What Actually Matters

Push pull legs en 5 jours : le volume, c’est le seul vrai levier

4 RCTs · 1 meta-analysis · J Strength Cond Res

Un push-pull-legs en 5 jours peut te faire prendre autant de muscle que n’importe quelle autre structure — à condition d’avoir le même volume hebdo par groupe musculaire. Voilà comment organiser ta semaine.

7 min de lecture

Push pull legs en 5 jours : le volume, c’est le seul vrai levier

Le split que tu utilises compte moins que tu ne le crois

Pour faire simple : ton push-pull-legs en 5 jours peut te faire prendre autant de muscle qu’un full-body — si ton volume hebdo est le même.

Une grande analyse de 2024 qui regroupe 14 études et 392 personnes a comparé directement des routines en split à du full-body. Résultat ? Pas de différence qui compte sur la prise de muscle — que ce soit sur les bras, les jambes ou la masse maigre totale (Ramos-Campo et al., 2024).

Ça ne veut pas dire que le split ne marche pas. Ça veut juste dire que la “forme” de ta semaine compte beaucoup moins que ce que tu fais à l’intérieur de chaque séance.

Split vs. full-body produced statistically identical muscle growth across every muscle group measured.

Ramos-Campo et al. (2024). Efficacy of Split Versus Full-Body Resistance Training on Strength and Muscle Growth. J Strength Cond Res.

À quoi ressemble vraiment un PPL en 5 jours

Un push-pull-legs organise ta semaine par type de mouvement, pas juste par “nom de muscle” :

- Jours push — pecs, épaules, triceps (tout ce qui est développé, écartés, etc.)
- Jours pull — dos, biceps, deltoïdes arrière (tirages, tractions/poulies, curls)
- Jours legs — quadris, ischios, fessiers, mollets

Sur 5 jours, la structure la plus classique, c’est : Push / Pull / Legs / Push / Pull — ou alors Push / Pull / Legs / Rest / Push / Pull / Legs “compressé” pour tenir sur 5 jours d’affilée.

L’idée, c’est que pendant que tu pousses sur un jour push, tes muscles de tirage récupèrent — et inversement. Sur le papier, c’est logique. Mais est-ce que ça fait vraiment plus de muscle que d’entraîner tout plus souvent ? C’est exactement ce que les études testent.

Fréquence d’entraînement : bosser un muscle 1 fois vs 5 fois par semaine, ça change quoi ?

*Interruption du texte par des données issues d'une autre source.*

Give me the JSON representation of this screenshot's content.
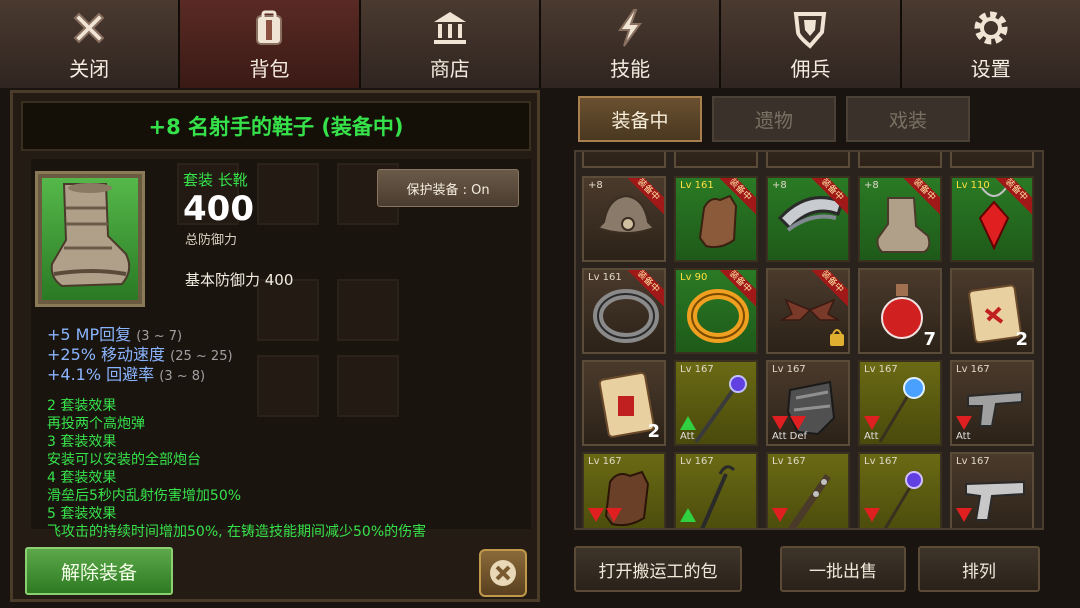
{
  "nav": {
    "tabs": [
      {
        "label": "关闭",
        "icon": "close-icon"
      },
      {
        "label": "背包",
        "icon": "backpack-icon"
      },
      {
        "label": "商店",
        "icon": "shop-icon"
      },
      {
        "label": "技能",
        "icon": "skill-bolt-icon"
      },
      {
        "label": "佣兵",
        "icon": "mercenary-shield-icon"
      },
      {
        "label": "设置",
        "icon": "gear-icon"
      }
    ]
  },
  "item": {
    "title": "+8 名射手的鞋子 (装备中)",
    "set_type": "套装 长靴",
    "defense": "400",
    "defense_caption": "总防御力",
    "base_defense": "基本防御力 400",
    "protect_label": "保护装备 : On",
    "stats": [
      {
        "text": "+5 MP回复",
        "range": "(3 ~ 7)"
      },
      {
        "text": "+25% 移动速度",
        "range": "(25 ~ 25)"
      },
      {
        "text": "+4.1% 回避率",
        "range": "(3 ~ 8)"
      }
    ],
    "set_effects": [
      "2 套装效果",
      "再投两个高炮弹",
      "3 套装效果",
      "安装可以安装的全部炮台",
      "4 套装效果",
      "滑垒后5秒内乱射伤害增加50%",
      "5 套装效果",
      "飞攻击的持续时间增加50%, 在铸造技能期间减少50%的伤害"
    ],
    "unequip_label": "解除装备"
  },
  "inventory": {
    "tabs": [
      "装备中",
      "遗物",
      "戏装"
    ],
    "slots": [
      {
        "lv": "+8",
        "equipped": "装备中",
        "color": "dark",
        "icon": "hat-icon"
      },
      {
        "lv": "Lv 161",
        "equipped": "装备中",
        "color": "green",
        "icon": "glove-icon"
      },
      {
        "lv": "+8",
        "equipped": "装备中",
        "color": "green",
        "icon": "shoulder-armor-icon"
      },
      {
        "lv": "+8",
        "equipped": "装备中",
        "color": "green",
        "icon": "boot-icon"
      },
      {
        "lv": "Lv 110",
        "equipped": "装备中",
        "color": "green",
        "icon": "red-gem-necklace-icon"
      },
      {
        "lv": "Lv 161",
        "equipped": "装备中",
        "color": "dark",
        "icon": "silver-ring-icon"
      },
      {
        "lv": "Lv 90",
        "equipped": "装备中",
        "color": "green",
        "icon": "gold-ring-icon"
      },
      {
        "lv": "",
        "equipped": "装备中",
        "color": "dark",
        "icon": "bat-wings-locked-icon"
      },
      {
        "lv": "",
        "equipped": "",
        "color": "dark",
        "icon": "red-potion-icon",
        "count": "7"
      },
      {
        "lv": "",
        "equipped": "",
        "color": "dark",
        "icon": "scroll-icon",
        "count": "2"
      },
      {
        "lv": "",
        "equipped": "",
        "color": "dark",
        "icon": "red-scroll-icon",
        "count": "2"
      },
      {
        "lv": "Lv 167",
        "equipped": "",
        "color": "yellow",
        "icon": "staff-icon",
        "tag": "Att",
        "arrows": [
          "up"
        ]
      },
      {
        "lv": "Lv 167",
        "equipped": "",
        "color": "dark",
        "icon": "gauntlet-icon",
        "tag": "Att  Def",
        "arrows": [
          "down",
          "down"
        ]
      },
      {
        "lv": "Lv 167",
        "equipped": "",
        "color": "yellow",
        "icon": "orb-wand-icon",
        "tag": "Att",
        "arrows": [
          "down"
        ]
      },
      {
        "lv": "Lv 167",
        "equipped": "",
        "color": "dark",
        "icon": "revolver-icon",
        "tag": "Att",
        "arrows": [
          "down"
        ]
      },
      {
        "lv": "Lv 167",
        "equipped": "",
        "color": "yellow",
        "icon": "leather-glove-icon",
        "tag": "",
        "arrows": [
          "down",
          "down"
        ]
      },
      {
        "lv": "Lv 167",
        "equipped": "",
        "color": "yellow",
        "icon": "hook-staff-icon",
        "tag": "",
        "arrows": [
          "up"
        ]
      },
      {
        "lv": "Lv 167",
        "equipped": "",
        "color": "yellow",
        "icon": "spiked-club-icon",
        "tag": "",
        "arrows": [
          "down"
        ]
      },
      {
        "lv": "Lv 167",
        "equipped": "",
        "color": "yellow",
        "icon": "star-wand-icon",
        "tag": "",
        "arrows": [
          "down"
        ]
      },
      {
        "lv": "Lv 167",
        "equipped": "",
        "color": "dark",
        "icon": "pistol-icon",
        "tag": "",
        "arrows": [
          "down"
        ]
      }
    ]
  },
  "bottom": {
    "open_porter_bag": "打开搬运工的包",
    "bulk_sell": "一批出售",
    "sort": "排列"
  },
  "colors": {
    "set_green": "#36e24a",
    "stat_blue": "#8ab4ff",
    "equipped_red": "#a01818"
  }
}
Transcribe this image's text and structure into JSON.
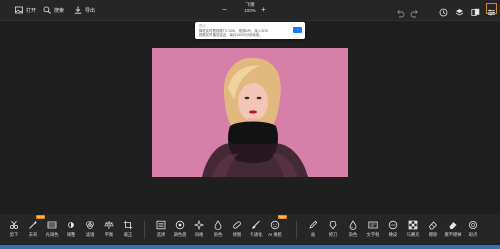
{
  "topbar": {
    "open_label": "打开",
    "search_label": "搜索",
    "save_label": "导出",
    "title": "飞猪",
    "zoom": "100%",
    "zoom_out": "−",
    "zoom_in": "+"
  },
  "tooltip": {
    "title": "提示",
    "line1": "降低实时看视频TO SDK、视频API、接入SDK",
    "line2": "视频实时播放延迟，每月10000分钟免费。",
    "button": "↑"
  },
  "tools_left": [
    {
      "name": "undo-tool",
      "label": "剪下",
      "icon": "scissors"
    },
    {
      "name": "clear-tool",
      "label": "去背",
      "icon": "magic",
      "badge": "NEW"
    },
    {
      "name": "redraw-tool",
      "label": "光调色",
      "icon": "sliders"
    },
    {
      "name": "pen-tool",
      "label": "调整",
      "icon": "sun"
    },
    {
      "name": "filter-tool",
      "label": "滤镜",
      "icon": "circles"
    },
    {
      "name": "balance-tool",
      "label": "平衡",
      "icon": "scale"
    },
    {
      "name": "crop-tool",
      "label": "裁正",
      "icon": "crop"
    }
  ],
  "tools_mid": [
    {
      "name": "select-tool",
      "label": "选择",
      "icon": "list"
    },
    {
      "name": "adjust-tool",
      "label": "调色盘",
      "icon": "palette"
    },
    {
      "name": "style-tool",
      "label": "风格",
      "icon": "sparkle"
    },
    {
      "name": "color-tool",
      "label": "染色",
      "icon": "drop"
    },
    {
      "name": "slider-tool",
      "label": "修图",
      "icon": "bandaid"
    },
    {
      "name": "rotate-tool",
      "label": "卡通化",
      "icon": "brush"
    },
    {
      "name": "ai-tool",
      "label": "AI 换脸",
      "icon": "face",
      "badge": "NEW"
    }
  ],
  "tools_right": [
    {
      "name": "pen2-tool",
      "label": "画",
      "icon": "pencil"
    },
    {
      "name": "eraser-tool",
      "label": "修刀",
      "icon": "sculpt"
    },
    {
      "name": "ink-tool",
      "label": "染色",
      "icon": "drop2"
    },
    {
      "name": "text-tool",
      "label": "文字框",
      "icon": "textbox"
    },
    {
      "name": "clear-bg-tool",
      "label": "橡皮",
      "icon": "eraser"
    },
    {
      "name": "mosaic-tool",
      "label": "马赛克",
      "icon": "mosaic"
    },
    {
      "name": "erase-tool",
      "label": "擦除",
      "icon": "erase"
    },
    {
      "name": "erase2-tool",
      "label": "擦不擦掉",
      "icon": "erase2"
    },
    {
      "name": "spot-tool",
      "label": "斑点",
      "icon": "spot"
    }
  ],
  "colors": {
    "accent": "#1677ff",
    "badge": "#f08a00",
    "canvas": "#d67fa9"
  }
}
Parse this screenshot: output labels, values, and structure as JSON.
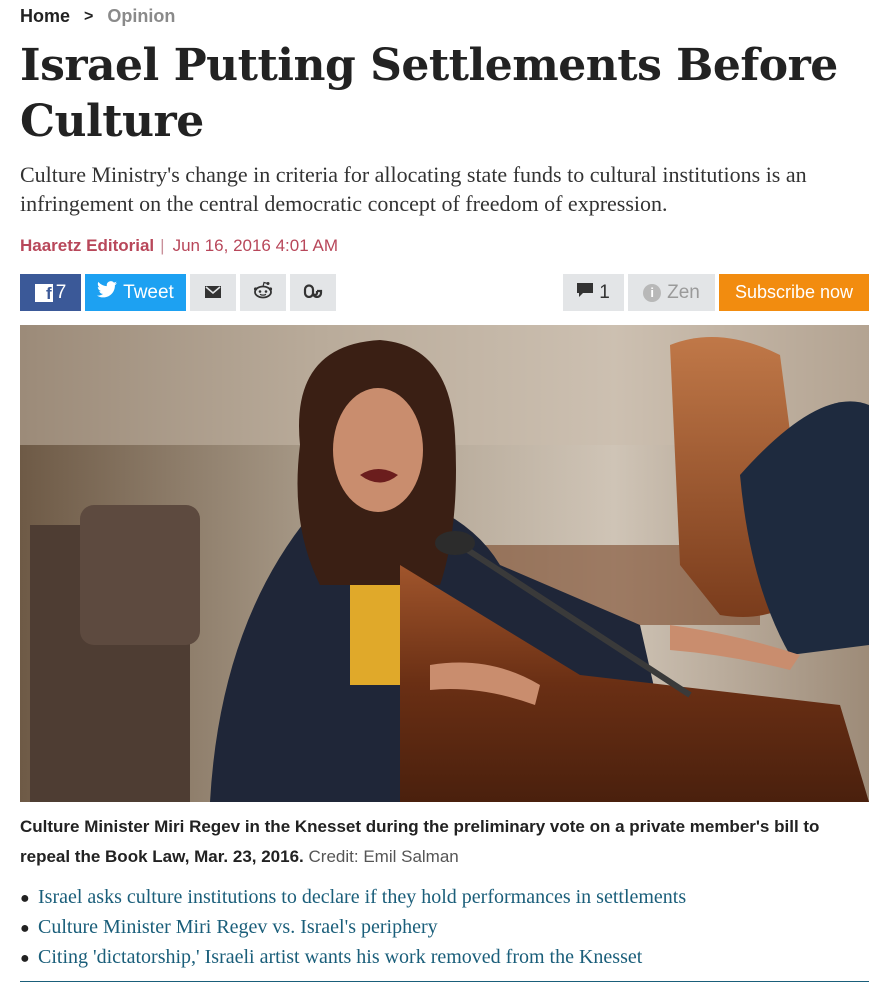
{
  "breadcrumb": {
    "home": "Home",
    "separator": ">",
    "section": "Opinion"
  },
  "article": {
    "title": "Israel Putting Settlements Before Culture",
    "subtitle": "Culture Ministry's change in criteria for allocating state funds to cultural institutions is an infringement on the central democratic concept of freedom of expression.",
    "author": "Haaretz Editorial",
    "byline_separator": "|",
    "date": "Jun 16, 2016 4:01 AM"
  },
  "share": {
    "facebook_icon_letter": "f",
    "facebook_count": "7",
    "tweet_label": "Tweet",
    "comment_count": "1",
    "zen_label": "Zen",
    "subscribe_label": "Subscribe now"
  },
  "icons": {
    "facebook": "facebook-icon",
    "twitter": "twitter-icon",
    "mail": "mail-icon",
    "reddit": "reddit-icon",
    "stumbleupon": "stumbleupon-icon",
    "comment": "comment-icon",
    "zen": "zen-icon"
  },
  "photo": {
    "caption": "Culture Minister Miri Regev in the Knesset during the preliminary vote on a private member's bill to repeal the Book Law, Mar. 23, 2016.",
    "credit_label": "Credit:",
    "credit_name": "Emil Salman"
  },
  "related": [
    {
      "label": "Israel asks culture institutions to declare if they hold performances in settlements"
    },
    {
      "label": "Culture Minister Miri Regev vs. Israel's periphery"
    },
    {
      "label": "Citing 'dictatorship,' Israeli artist wants his work removed from the Knesset"
    }
  ],
  "colors": {
    "facebook": "#3b5998",
    "twitter": "#1da1f2",
    "subscribe": "#f28c0f",
    "byline": "#b8475a",
    "link": "#1a5e7a"
  }
}
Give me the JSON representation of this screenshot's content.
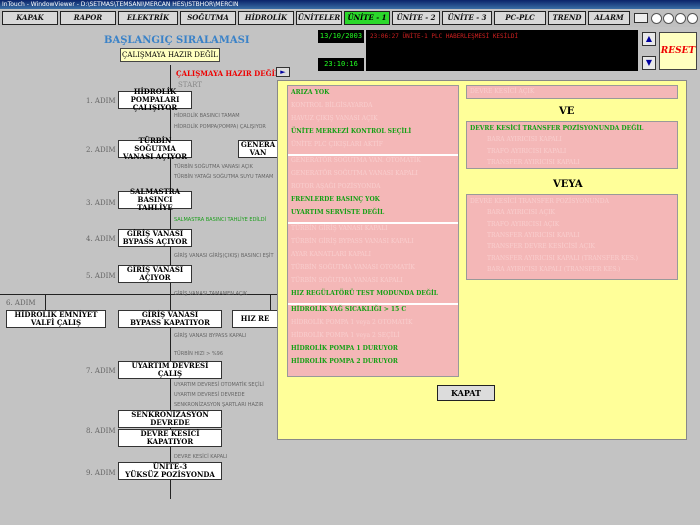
{
  "window": {
    "title": "InTouch - WindowViewer - D:\\SETMAS\\TEMSANI\\MERCAN HES\\ISTBHOR\\MERCIN"
  },
  "nav": {
    "items": [
      "KAPAK",
      "RAPOR",
      "ELEKTRİK",
      "SOĞUTMA",
      "HİDROLİK",
      "ÜNİTELER",
      "ÜNİTE - 1",
      "ÜNİTE - 2",
      "ÜNİTE - 3",
      "PC-PLC",
      "TREND",
      "ALARM"
    ],
    "active": "ÜNİTE - 1",
    "printer_icon": "printer-icon",
    "circle_count": 4
  },
  "header": {
    "date": "13/10/2003",
    "time": "23:10:16",
    "alarm_text": "23:06:27 ÜNİTE-1 PLC HABERLEŞMESİ KESİLDİ",
    "reset_label": "RESET",
    "scroll_up": "▲",
    "scroll_down": "▼"
  },
  "sequence": {
    "title": "BAŞLANGIÇ SIRALAMASI",
    "status_box": "ÇALIŞMAYA HAZIR DEĞİL",
    "status_red": "ÇALIŞMAYA HAZIR DEĞİL",
    "start_label": "START",
    "arrow": "►",
    "steps": [
      {
        "label": "1. ADIM",
        "box": "HİDROLİK POMPALARI\nÇALIŞIYOR"
      },
      {
        "label": "2. ADIM",
        "box": "TÜRBİN SOĞUTMA\nVANASI AÇIYOR",
        "box2": "GENERA\nVAN"
      },
      {
        "label": "3. ADIM",
        "box": "SALMASTRA\nBASINCI TAHLİYE"
      },
      {
        "label": "4. ADIM",
        "box": "GİRİŞ VANASI\nBYPASS AÇIYOR"
      },
      {
        "label": "5. ADIM",
        "box": "GİRİŞ VANASI\nAÇIYOR"
      },
      {
        "label": "6. ADIM",
        "box": "HİDROLİK EMNİYET\nVALFİ ÇALIŞ",
        "box2": "GİRİŞ VANASI\nBYPASS KAPATIYOR",
        "box3": "HIZ RE"
      },
      {
        "label": "7. ADIM",
        "box": "UYARTIM DEVRESİ\nÇALIŞ"
      },
      {
        "label": "8. ADIM",
        "box": "SENKRONİZASYON\nDEVREDE",
        "box2": "DEVRE KESİCİ\nKAPATIYOR"
      },
      {
        "label": "9. ADIM",
        "box": "ÜNİTE-3\nYÜKSÜZ POZİSYONDA"
      }
    ],
    "notes": {
      "n1a": "HİDROLİK BASINCI TAMAM",
      "n1b": "HİDROLİK POMPA(POMPA) ÇALIŞIYOR",
      "n2a": "TÜRBİN SOĞUTMA VANASI AÇIK",
      "n2b": "TÜRBİN YATAĞI SOĞUTMA SUYU TAMAM",
      "n3": "SALMASTRA BASINCI TAHLİYE EDİLDİ",
      "n4": "GİRİŞ VANASI GİRİŞ(ÇIKIŞ) BASINCI EŞİT",
      "n5": "GİRİŞ VANASI TAMAMEN AÇIK",
      "n6": "GİRİŞ VANASI BYPASS KAPALI",
      "n6b": "TÜRBİN HIZI > %96",
      "n7a": "UYARTIM DEVRESİ OTOMATİK SEÇİLİ",
      "n7b": "UYARTIM DEVRESİ DEVREDE",
      "n7c": "SENKRONİZASYON ŞARTLARI HAZIR",
      "n8": "DEVRE KESİCİ KAPALI"
    }
  },
  "popup": {
    "left_groups": [
      [
        {
          "text": "ARIZA YOK",
          "on": true
        },
        {
          "text": "KONTROL BİLGİSAYARDA",
          "on": false
        },
        {
          "text": "HAVUZ ÇIKIŞ VANASI AÇIK",
          "on": false
        },
        {
          "text": "ÜNİTE MERKEZİ KONTROL SEÇİLİ",
          "on": true
        },
        {
          "text": "ÜNİTE PLC ÇIKIŞLARI AKTİF",
          "on": false
        }
      ],
      [
        {
          "text": "GENERATÖR SOĞUTMA VAN. OTOMATİK",
          "on": false
        },
        {
          "text": "GENERATÖR SOĞUTMA VANASI KAPALI",
          "on": false
        },
        {
          "text": "ROTOR AŞAĞI POZİSYONDA",
          "on": false
        },
        {
          "text": "FRENLERDE BASINÇ YOK",
          "on": true
        },
        {
          "text": "UYARTIM SERVİSTE DEĞİL",
          "on": true
        }
      ],
      [
        {
          "text": "TÜRBİN GİRİŞ VANASI KAPALI",
          "on": false
        },
        {
          "text": "TÜRBİN GİRİŞ BYPASS VANASI KAPALI",
          "on": false
        },
        {
          "text": "AYAR KANATLARI KAPALI",
          "on": false
        },
        {
          "text": "TÜRBİN SOĞUTMA VANASI OTOMATİK",
          "on": false
        },
        {
          "text": "TÜRBİN SOĞUTMA VANASI KAPALI",
          "on": false
        },
        {
          "text": "HIZ REGÜLATÖRÜ TEST MODUNDA DEĞİL",
          "on": true
        }
      ],
      [
        {
          "text": "HİDROLİK YAĞ SICAKLIĞI > 15 C",
          "on": true
        },
        {
          "text": "HİDROLİK POMPA 1 veya 2 OTOMATİK",
          "on": false
        },
        {
          "text": "HİDROLİK POMPA 1 veya 2 SEÇİLİ",
          "on": false
        },
        {
          "text": "HİDROLİK POMPA 1 DURUYOR",
          "on": true
        },
        {
          "text": "HİDROLİK POMPA 2 DURUYOR",
          "on": true
        }
      ]
    ],
    "right_top": "DEVRE KESİCİ AÇIK",
    "ve": "VE",
    "veya": "VEYA",
    "right_group1": [
      {
        "text": "DEVRE KESİCİ TRANSFER POZİSYONUNDA DEĞİL",
        "on": true,
        "indent": false
      },
      {
        "text": "BARA AYIRICISI KAPALI",
        "on": false,
        "indent": true
      },
      {
        "text": "TRAFO AYIRICISI KAPALI",
        "on": false,
        "indent": true
      },
      {
        "text": "TRANSFER AYIRICISI KAPALI",
        "on": false,
        "indent": true
      }
    ],
    "right_group2": [
      {
        "text": "DEVRE KESİCİ TRANSFER POZİSYONUNDA",
        "on": false,
        "indent": false
      },
      {
        "text": "BARA AYIRICISI AÇIK",
        "on": false,
        "indent": true
      },
      {
        "text": "TRAFO AYIRICISI AÇIK",
        "on": false,
        "indent": true
      },
      {
        "text": "TRANSFER AYIRICISI KAPALI",
        "on": false,
        "indent": true
      },
      {
        "text": "TRANSFER DEVRE KESİCİSİ AÇIK",
        "on": false,
        "indent": true
      },
      {
        "text": "TRANSFER AYIRICISI KAPALI (TRANSFER KES.)",
        "on": false,
        "indent": true
      },
      {
        "text": "BARA AYIRICISI KAPALI (TRANSFER KES.)",
        "on": false,
        "indent": true
      }
    ],
    "close_label": "KAPAT"
  },
  "colors": {
    "active_nav": "#2bd82b",
    "popup_bg": "#ffff99",
    "panel_bg": "#f4b7b7",
    "ok_green": "#14a014",
    "alarm_red": "#d02020"
  }
}
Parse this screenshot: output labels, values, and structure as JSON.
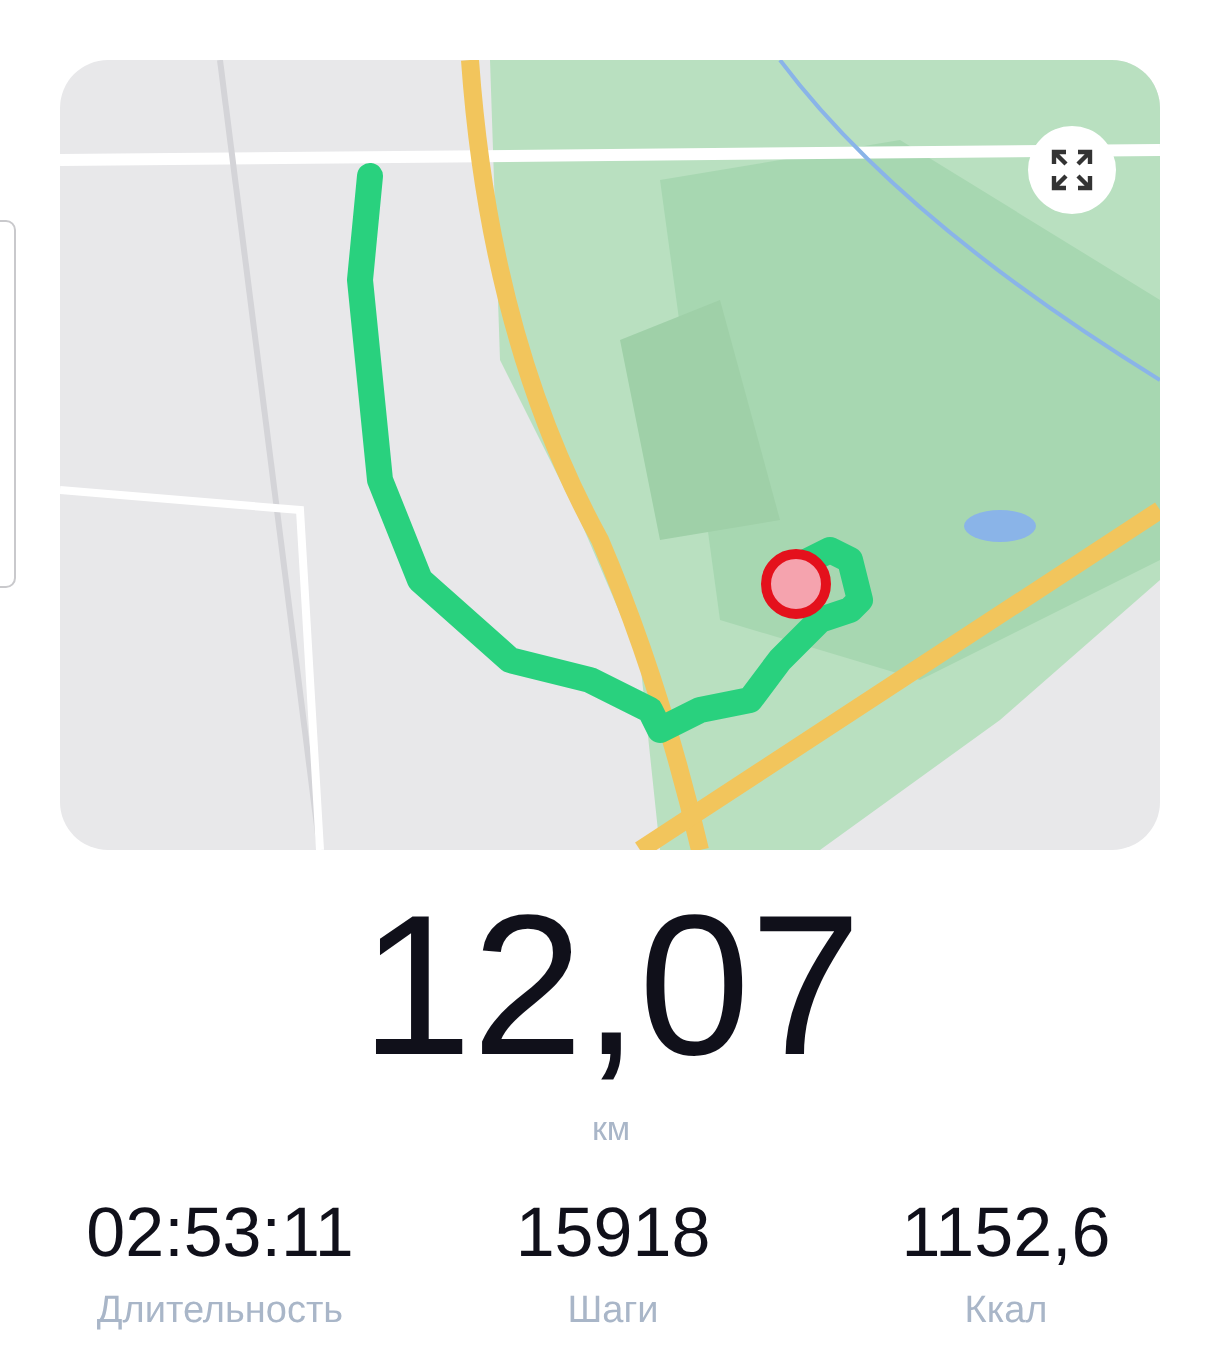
{
  "distance": {
    "value": "12,07",
    "unit": "км"
  },
  "stats": [
    {
      "value": "02:53:11",
      "label": "Длительность"
    },
    {
      "value": "15918",
      "label": "Шаги"
    },
    {
      "value": "1152,6",
      "label": "Ккал"
    }
  ]
}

Là, ça devient intéressant. Zaroni et al. (2019) ont fait un ECR (étude où les participants sont répartis au hasard entre plusieurs groupes) : un split “classique” (chaque muscle 1 fois/semaine) contre un programme full-body qui touche chaque groupe musculaire 5 jours/semaine. Et dans les 2 cas, le volume total sur la semaine était le même.

Les gains de force étaient identiques. Par contre, le groupe “haute fréquence” a eu une augmentation significativement plus grande de l’épaisseur musculaire sur les biceps et le vaste latéral — un muscle du quad, sur l’extérieur de la cuisse — après 8 semaines (Zaroni et al., 2019).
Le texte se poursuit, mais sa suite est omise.